The evolutionary emergence of PD-L2
The programmed cell death 1, or PD1, receptor ligands PD-L1 and PD-L2 are transmembrane proteins that play critical roles in modulating immune system activation. However, little is known about the specific function of each ligand and when their roles differentiated.
In a paper recently published in the Journal of Biological Chemistry, Elliot Phillips of New York University School of Medicine and collaboratorsexplore what makes PD-L2 unique and describe its moment of evolutionary divergence. Using site-directed mutagenesis, surface plasmon resonance and crystallography, the authors identified an unexpected loss- and gain-of-interaction mutations that resulted in structural differentiation from PD-L2 without affecting function. But why did this protein diverge structurally without an alteration in function? The authors use phylogenetic analysis to answer this question, revealing that the new structural features appeared simultaneously with the emergence of placental mammals. Their results suggest that the emergence of PD-L2 from PD-L1 may be important to immune system adaptations required for placental gestation.

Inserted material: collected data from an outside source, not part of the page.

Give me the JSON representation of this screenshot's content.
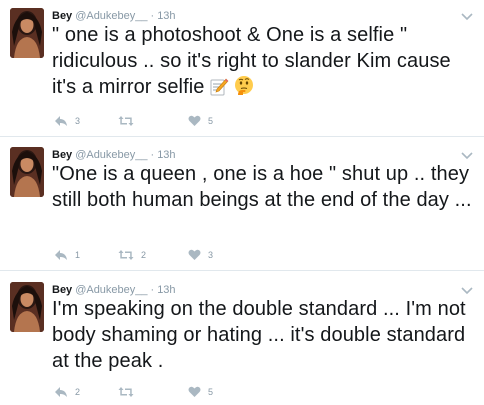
{
  "tweets": [
    {
      "name": "Bey",
      "handle": "@Adukebey__",
      "separator": "·",
      "time": "13h",
      "text": "\" one is a photoshoot & One is a selfie \" ridiculous .. so it's right to slander Kim cause it's a mirror selfie",
      "emojis": [
        "memo-emoji",
        "thinking-face-emoji"
      ],
      "replies": "3",
      "retweets": "",
      "likes": "5"
    },
    {
      "name": "Bey",
      "handle": "@Adukebey__",
      "separator": "·",
      "time": "13h",
      "text": "\"One is a queen , one is a hoe \" shut up .. they still both human beings at the end of the day ...",
      "emojis": [],
      "replies": "1",
      "retweets": "2",
      "likes": "3"
    },
    {
      "name": "Bey",
      "handle": "@Adukebey__",
      "separator": "·",
      "time": "13h",
      "text": "I'm speaking on the double standard ... I'm not body shaming or hating ... it's double standard at the peak .",
      "emojis": [],
      "replies": "2",
      "retweets": "",
      "likes": "5"
    }
  ],
  "icons": {
    "reply": "reply-icon",
    "retweet": "retweet-icon",
    "like": "heart-icon",
    "caret": "chevron-down-icon"
  },
  "colors": {
    "text": "#14171a",
    "meta": "#8899a6",
    "icon": "#aab8c2",
    "divider": "#e1e8ed"
  }
}
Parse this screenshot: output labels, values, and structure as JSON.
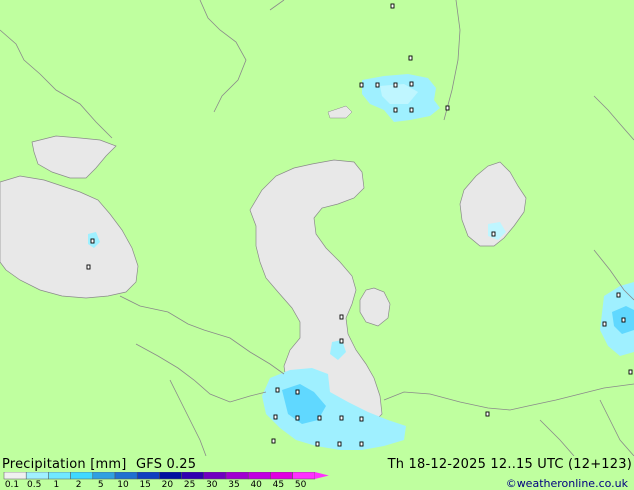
{
  "legend": {
    "title": "Precipitation [mm]",
    "model": "GFS 0.25",
    "datetime": "Th 18-12-2025 12..15 UTC (12+123)",
    "credit": "©weatheronline.co.uk",
    "labels": [
      "0.1",
      "0.5",
      "1",
      "2",
      "5",
      "10",
      "15",
      "20",
      "25",
      "30",
      "35",
      "40",
      "45",
      "50"
    ],
    "colors": [
      "#f0f0f0",
      "#a0f0ff",
      "#70e8ff",
      "#40d8ff",
      "#30a0e0",
      "#2070d0",
      "#1040c0",
      "#0010a0",
      "#3000b0",
      "#7000c0",
      "#a000d0",
      "#c000e0",
      "#e000e0",
      "#ff30ff"
    ]
  },
  "map": {
    "colors": {
      "land": "#bfff9f",
      "water": "#e8e8e8",
      "border": "#8a8a8a",
      "precip_light": "#9ff0ff",
      "precip_medium": "#60d8ff"
    },
    "precipitation_max_mm": "2"
  }
}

Getting oxidized nucleotides out of the pool
Human MuT homologue 1, or MTH1, reduces genotoxicity by removing oxidized nucleotides from the nucleotide pool to prevent their incorporation into the genome. MTH1 also actively removes nucleotides that have undergone methylation, a post-translational modification. This is an important feature because, if allowed to incorporate into the DNA, methylated nucleotides could have detrimental effects on cellular epigenetic programming.
Using mutant zebrafish, crystallography, mass spectrometry and enzyme kinetic assays, Emma Rose Scaletti of Stockholm University and collaborators demonstrate that MTH1 catalyzes the hydrolysis of N6-methyl-dATP to N6-methyl-dAMP to prevent its incorporation into DNA. The authors also identify the structure of N6-methyl-dAMP–bound human MTH1, revealing why N6-methyl-dATP is a good MTH1 substrate.
Their work, published in the Journal of Biological Chemistry, reveals a mechanism that helps to prevent the impaired regulation of epigenetic control and RNA metabolism.